The next chapter, “The Thought Leaders,” explains how well-known faculty members from prestigious medical schools are courted by drug companies. For the industry, they end up becoming the best sales reps of all. Called “key opinion leaders” (KOLs), they have influence far beyond their numbers in determining which drugs are prescribed and under what circumstances.


Their influence is exerted by word of mouth, through the papers and textbooks they write, their talks at professional meetings and continuing medical education courses, and their service on company speakers’ bureaus. Drug companies pay them very well. Elliott cites a study showing that the industry spends just under one-third of total marketing outlays on KOLs. If true, that’s an enormous amount of money.


Disclosure is not the answer to these conflicts of interest, Elliott believes, since “doctors get to keep accepting industry money; the drug companies get to keep giving it.” In fact, he writes, “asking KOLs to reveal their industry ties is not that much different than asking them to reveal their honors and prizes.”


The fifth chapter, “The Flacks,” concerns the vast public relations industry devoted to expanding markets for prescription drugs while making it look like education or public service. Some of the biggest advertising agencies in the United States also own CROs and medical education and communications companies.
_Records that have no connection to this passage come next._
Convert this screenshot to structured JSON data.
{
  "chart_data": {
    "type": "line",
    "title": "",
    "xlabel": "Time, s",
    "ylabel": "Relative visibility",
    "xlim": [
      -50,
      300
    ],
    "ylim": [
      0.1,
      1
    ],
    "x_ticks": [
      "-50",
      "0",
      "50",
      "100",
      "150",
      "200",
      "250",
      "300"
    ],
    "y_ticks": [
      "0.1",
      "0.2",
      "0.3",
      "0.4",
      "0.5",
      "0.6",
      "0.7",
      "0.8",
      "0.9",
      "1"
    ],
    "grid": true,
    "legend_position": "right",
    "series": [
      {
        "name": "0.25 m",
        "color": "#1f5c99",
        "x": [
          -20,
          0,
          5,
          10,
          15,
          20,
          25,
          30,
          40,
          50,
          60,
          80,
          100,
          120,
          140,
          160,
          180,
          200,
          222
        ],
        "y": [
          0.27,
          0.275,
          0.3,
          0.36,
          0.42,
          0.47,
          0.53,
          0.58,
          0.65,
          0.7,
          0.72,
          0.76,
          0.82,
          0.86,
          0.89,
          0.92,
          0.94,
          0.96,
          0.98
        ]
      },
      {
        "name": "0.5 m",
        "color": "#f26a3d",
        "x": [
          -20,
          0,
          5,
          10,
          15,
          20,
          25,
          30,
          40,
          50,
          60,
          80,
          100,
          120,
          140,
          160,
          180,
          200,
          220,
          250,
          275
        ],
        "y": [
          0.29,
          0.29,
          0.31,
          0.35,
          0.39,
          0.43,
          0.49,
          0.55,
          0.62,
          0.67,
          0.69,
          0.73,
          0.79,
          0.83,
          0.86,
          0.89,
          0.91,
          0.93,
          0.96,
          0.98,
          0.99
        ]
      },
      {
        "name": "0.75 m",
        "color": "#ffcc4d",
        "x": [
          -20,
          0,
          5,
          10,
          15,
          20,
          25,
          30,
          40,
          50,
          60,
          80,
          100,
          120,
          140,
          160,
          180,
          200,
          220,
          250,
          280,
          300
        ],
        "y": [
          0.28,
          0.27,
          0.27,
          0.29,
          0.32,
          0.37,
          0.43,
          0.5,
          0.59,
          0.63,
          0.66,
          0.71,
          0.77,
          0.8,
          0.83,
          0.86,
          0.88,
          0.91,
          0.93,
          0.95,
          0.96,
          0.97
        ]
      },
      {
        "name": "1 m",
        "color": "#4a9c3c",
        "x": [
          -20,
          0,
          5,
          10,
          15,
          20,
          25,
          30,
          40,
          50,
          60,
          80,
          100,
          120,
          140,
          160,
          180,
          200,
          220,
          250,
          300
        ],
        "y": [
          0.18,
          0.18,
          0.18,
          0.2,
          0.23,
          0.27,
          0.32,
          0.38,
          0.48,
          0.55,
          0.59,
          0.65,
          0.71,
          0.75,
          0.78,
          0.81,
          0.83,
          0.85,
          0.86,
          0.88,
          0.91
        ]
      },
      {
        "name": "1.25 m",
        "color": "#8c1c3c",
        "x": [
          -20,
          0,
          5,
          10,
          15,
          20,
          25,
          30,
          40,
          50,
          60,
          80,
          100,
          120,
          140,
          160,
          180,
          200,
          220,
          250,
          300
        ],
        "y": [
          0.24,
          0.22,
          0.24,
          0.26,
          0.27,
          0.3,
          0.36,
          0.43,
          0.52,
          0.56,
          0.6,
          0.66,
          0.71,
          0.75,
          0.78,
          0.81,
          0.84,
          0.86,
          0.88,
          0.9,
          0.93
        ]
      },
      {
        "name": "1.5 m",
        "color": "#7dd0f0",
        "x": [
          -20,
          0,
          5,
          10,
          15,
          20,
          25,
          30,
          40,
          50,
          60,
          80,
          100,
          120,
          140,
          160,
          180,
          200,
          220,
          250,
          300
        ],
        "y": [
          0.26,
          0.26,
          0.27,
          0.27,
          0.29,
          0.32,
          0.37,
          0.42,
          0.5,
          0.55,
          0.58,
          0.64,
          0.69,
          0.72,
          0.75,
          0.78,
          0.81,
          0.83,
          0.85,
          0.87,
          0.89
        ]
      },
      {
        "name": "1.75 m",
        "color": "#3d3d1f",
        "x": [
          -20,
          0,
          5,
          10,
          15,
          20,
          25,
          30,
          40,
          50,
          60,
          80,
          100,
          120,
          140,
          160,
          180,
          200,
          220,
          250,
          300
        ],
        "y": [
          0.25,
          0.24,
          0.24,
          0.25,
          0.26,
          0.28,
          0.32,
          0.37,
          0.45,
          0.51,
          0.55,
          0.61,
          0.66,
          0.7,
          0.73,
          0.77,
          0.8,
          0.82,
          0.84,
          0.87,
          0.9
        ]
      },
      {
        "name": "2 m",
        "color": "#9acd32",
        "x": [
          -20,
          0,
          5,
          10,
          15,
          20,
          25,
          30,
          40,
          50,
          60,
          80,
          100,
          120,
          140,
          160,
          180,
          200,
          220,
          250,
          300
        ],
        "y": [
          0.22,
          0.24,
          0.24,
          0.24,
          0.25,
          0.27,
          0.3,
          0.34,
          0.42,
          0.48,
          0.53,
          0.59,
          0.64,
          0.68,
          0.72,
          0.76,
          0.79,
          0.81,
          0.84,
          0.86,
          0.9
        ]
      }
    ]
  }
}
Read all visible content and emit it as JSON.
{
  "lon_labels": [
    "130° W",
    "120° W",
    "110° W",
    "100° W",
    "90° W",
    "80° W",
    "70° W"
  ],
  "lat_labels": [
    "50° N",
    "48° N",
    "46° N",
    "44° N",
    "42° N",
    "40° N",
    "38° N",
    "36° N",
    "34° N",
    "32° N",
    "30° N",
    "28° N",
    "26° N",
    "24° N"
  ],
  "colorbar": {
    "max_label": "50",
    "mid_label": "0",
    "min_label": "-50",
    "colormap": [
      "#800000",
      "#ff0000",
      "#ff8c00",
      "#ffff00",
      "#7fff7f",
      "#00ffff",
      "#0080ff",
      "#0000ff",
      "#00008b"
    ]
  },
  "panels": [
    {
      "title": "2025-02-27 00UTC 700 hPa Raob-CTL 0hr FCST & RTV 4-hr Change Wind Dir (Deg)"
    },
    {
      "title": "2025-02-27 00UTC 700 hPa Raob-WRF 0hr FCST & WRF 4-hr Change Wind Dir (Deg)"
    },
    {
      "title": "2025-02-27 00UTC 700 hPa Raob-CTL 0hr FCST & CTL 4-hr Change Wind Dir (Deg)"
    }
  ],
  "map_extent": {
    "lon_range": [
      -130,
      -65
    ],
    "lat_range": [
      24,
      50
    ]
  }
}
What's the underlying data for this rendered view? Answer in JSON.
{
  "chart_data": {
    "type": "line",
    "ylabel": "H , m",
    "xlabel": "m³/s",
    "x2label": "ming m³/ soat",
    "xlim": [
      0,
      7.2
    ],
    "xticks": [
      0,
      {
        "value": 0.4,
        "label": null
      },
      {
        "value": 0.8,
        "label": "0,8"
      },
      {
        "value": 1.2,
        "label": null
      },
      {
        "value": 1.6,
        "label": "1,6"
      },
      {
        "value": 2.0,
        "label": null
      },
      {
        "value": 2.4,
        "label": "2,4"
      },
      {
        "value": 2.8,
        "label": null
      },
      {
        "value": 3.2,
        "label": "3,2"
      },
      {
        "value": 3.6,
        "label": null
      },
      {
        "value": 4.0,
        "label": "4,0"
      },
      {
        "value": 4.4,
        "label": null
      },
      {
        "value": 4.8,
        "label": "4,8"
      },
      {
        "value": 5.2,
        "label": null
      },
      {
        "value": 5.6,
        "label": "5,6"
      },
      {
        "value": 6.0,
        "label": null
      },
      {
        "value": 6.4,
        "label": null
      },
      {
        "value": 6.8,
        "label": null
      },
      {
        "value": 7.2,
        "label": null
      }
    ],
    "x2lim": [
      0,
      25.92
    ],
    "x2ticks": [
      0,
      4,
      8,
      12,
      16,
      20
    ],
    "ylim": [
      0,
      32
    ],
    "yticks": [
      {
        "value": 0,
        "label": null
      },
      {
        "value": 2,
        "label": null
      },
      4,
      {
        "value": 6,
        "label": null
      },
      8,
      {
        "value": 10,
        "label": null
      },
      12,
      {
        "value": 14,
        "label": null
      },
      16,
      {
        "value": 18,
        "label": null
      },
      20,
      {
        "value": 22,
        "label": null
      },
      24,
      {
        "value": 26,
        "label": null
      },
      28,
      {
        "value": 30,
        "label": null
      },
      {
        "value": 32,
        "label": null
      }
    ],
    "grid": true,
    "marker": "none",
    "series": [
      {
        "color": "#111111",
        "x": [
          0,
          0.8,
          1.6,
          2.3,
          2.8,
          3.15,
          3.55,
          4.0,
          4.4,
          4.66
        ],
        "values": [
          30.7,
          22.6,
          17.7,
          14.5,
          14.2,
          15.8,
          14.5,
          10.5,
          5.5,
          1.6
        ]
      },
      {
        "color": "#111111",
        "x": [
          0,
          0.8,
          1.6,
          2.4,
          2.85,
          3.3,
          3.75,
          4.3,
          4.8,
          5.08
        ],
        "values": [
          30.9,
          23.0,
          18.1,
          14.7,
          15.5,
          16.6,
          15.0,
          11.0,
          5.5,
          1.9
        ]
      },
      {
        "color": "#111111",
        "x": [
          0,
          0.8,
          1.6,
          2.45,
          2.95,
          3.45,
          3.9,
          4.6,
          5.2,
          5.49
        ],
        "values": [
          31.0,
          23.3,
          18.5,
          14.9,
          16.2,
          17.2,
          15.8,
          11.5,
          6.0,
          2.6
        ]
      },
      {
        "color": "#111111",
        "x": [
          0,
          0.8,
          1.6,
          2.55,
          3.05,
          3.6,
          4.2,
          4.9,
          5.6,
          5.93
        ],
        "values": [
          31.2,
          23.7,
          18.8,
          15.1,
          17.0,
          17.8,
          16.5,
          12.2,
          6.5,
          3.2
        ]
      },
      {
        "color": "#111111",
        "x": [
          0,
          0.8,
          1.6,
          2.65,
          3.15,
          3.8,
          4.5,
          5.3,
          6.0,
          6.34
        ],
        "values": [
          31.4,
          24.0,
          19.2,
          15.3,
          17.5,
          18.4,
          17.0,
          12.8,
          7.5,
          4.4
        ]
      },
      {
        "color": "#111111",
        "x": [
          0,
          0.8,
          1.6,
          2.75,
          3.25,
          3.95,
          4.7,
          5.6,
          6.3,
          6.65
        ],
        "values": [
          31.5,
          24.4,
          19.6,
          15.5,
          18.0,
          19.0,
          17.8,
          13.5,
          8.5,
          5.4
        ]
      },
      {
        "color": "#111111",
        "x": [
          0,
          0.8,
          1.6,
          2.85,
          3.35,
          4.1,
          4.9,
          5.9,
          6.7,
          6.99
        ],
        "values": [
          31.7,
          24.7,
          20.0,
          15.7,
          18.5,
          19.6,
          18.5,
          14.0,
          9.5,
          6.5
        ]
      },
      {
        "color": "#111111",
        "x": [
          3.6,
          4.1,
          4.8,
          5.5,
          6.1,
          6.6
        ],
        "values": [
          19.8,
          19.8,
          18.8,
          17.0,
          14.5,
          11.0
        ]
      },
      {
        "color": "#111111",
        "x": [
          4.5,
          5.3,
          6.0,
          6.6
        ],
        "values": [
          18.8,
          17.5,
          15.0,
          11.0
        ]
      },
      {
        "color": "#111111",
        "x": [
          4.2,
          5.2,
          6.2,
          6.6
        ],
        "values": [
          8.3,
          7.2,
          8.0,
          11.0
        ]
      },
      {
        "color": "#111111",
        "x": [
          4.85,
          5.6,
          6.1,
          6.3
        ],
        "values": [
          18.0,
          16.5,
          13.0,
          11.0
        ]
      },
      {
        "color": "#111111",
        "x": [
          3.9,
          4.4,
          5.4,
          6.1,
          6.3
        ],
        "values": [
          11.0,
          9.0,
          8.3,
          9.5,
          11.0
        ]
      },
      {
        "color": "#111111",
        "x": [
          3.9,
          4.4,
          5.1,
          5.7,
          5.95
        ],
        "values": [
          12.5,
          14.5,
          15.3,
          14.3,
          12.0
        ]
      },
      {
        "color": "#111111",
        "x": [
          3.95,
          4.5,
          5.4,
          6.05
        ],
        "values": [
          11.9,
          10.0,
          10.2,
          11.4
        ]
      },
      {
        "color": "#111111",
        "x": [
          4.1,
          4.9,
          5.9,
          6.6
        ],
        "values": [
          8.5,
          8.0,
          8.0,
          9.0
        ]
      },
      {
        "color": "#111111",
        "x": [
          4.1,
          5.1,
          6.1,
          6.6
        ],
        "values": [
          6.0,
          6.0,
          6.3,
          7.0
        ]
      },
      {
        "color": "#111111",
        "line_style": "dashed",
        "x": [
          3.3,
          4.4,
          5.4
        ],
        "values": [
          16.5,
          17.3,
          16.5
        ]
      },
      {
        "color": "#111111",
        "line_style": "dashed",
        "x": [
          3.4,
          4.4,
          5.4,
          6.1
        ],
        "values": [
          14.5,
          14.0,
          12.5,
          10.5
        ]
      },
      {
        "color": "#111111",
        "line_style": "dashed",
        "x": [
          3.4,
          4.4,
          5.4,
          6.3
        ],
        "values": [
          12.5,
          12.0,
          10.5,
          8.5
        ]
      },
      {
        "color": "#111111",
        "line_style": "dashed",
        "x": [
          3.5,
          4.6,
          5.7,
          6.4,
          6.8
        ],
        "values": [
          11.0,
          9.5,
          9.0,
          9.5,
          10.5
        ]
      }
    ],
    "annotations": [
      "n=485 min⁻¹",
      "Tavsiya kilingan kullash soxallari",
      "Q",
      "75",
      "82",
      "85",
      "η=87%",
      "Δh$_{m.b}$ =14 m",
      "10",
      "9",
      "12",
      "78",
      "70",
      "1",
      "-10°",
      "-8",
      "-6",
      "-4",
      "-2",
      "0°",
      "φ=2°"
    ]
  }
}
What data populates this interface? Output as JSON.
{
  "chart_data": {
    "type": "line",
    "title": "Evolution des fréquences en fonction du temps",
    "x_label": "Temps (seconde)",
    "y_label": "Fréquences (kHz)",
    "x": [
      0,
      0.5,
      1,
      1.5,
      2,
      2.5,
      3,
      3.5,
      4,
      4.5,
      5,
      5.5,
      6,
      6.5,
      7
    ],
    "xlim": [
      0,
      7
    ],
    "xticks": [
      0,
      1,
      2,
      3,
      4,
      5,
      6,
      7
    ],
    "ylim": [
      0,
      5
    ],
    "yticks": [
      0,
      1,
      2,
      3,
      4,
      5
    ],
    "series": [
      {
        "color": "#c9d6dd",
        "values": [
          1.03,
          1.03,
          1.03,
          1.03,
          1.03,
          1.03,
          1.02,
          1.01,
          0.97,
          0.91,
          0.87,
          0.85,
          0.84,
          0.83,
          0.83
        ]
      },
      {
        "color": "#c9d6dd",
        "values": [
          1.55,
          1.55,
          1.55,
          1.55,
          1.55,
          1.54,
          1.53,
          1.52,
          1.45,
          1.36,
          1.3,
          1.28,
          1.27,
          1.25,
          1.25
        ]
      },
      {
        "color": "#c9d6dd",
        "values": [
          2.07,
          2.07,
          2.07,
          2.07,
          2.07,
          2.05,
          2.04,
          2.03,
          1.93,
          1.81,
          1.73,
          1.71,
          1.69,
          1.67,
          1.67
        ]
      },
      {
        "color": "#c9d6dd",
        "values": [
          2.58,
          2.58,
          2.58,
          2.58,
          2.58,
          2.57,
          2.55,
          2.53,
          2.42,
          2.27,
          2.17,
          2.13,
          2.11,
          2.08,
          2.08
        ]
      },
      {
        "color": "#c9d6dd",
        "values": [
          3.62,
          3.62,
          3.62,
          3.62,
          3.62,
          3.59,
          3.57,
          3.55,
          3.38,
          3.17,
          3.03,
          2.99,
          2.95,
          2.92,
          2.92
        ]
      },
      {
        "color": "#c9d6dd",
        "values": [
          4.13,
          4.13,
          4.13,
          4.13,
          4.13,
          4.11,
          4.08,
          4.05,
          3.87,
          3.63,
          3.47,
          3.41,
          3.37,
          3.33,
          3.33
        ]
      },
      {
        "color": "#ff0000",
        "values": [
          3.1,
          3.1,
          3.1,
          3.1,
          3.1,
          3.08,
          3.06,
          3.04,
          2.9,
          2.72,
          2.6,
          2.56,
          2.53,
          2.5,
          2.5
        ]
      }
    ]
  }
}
According to Elliott, one of their principal activities is persuading doctors and the public that an illness is underappreciated and undertreated. They write articles to that effect, recruit KOLs to help, sponsor public events to promote awareness of the disorder—such as National Bladder Health Week—and pay celebrity patients to talk about how the condition affects their lives. In 2000, for example, the supermodel Lauren Hutton was paid by Wyeth to talk about hormone replacement therapy in the guise of spontaneous conversations about her life.


Moreover, according to Elliott, “virtually every patient advocacy group in the country relies on industry support.” He mentions the National Alliance for Mental Illness (NAMI), which in recent years received two-thirds of its donations from the pharmaceutical industry.


Finally, in his last chapter, “The Ethicists,” Elliott talks about his own piece of the profession: biomedical ethics. Drug companies have begun to hire ethicists as consultants, and Elliott fears that his field is being coopted by an industry that hires ethicists mainly to improve the industry’s image. “What is unclear,” he says, “is whether hired ethicists actually have the power to stop unethical actions. Do they modify company policy in a meaningful way, or are they hired to make selling easier?”


So what can we conclude from Elliott’s book? Medical journal publications might be trustworthy, but maybe not; medical school faculty might be disinterested, but maybe not; practicing doctors might prescribe drugs on the basis of scientific evidence, but maybe not. And as Elliott says, “We have constructed a medical system in which deception is often not just tolerated but rewarded.”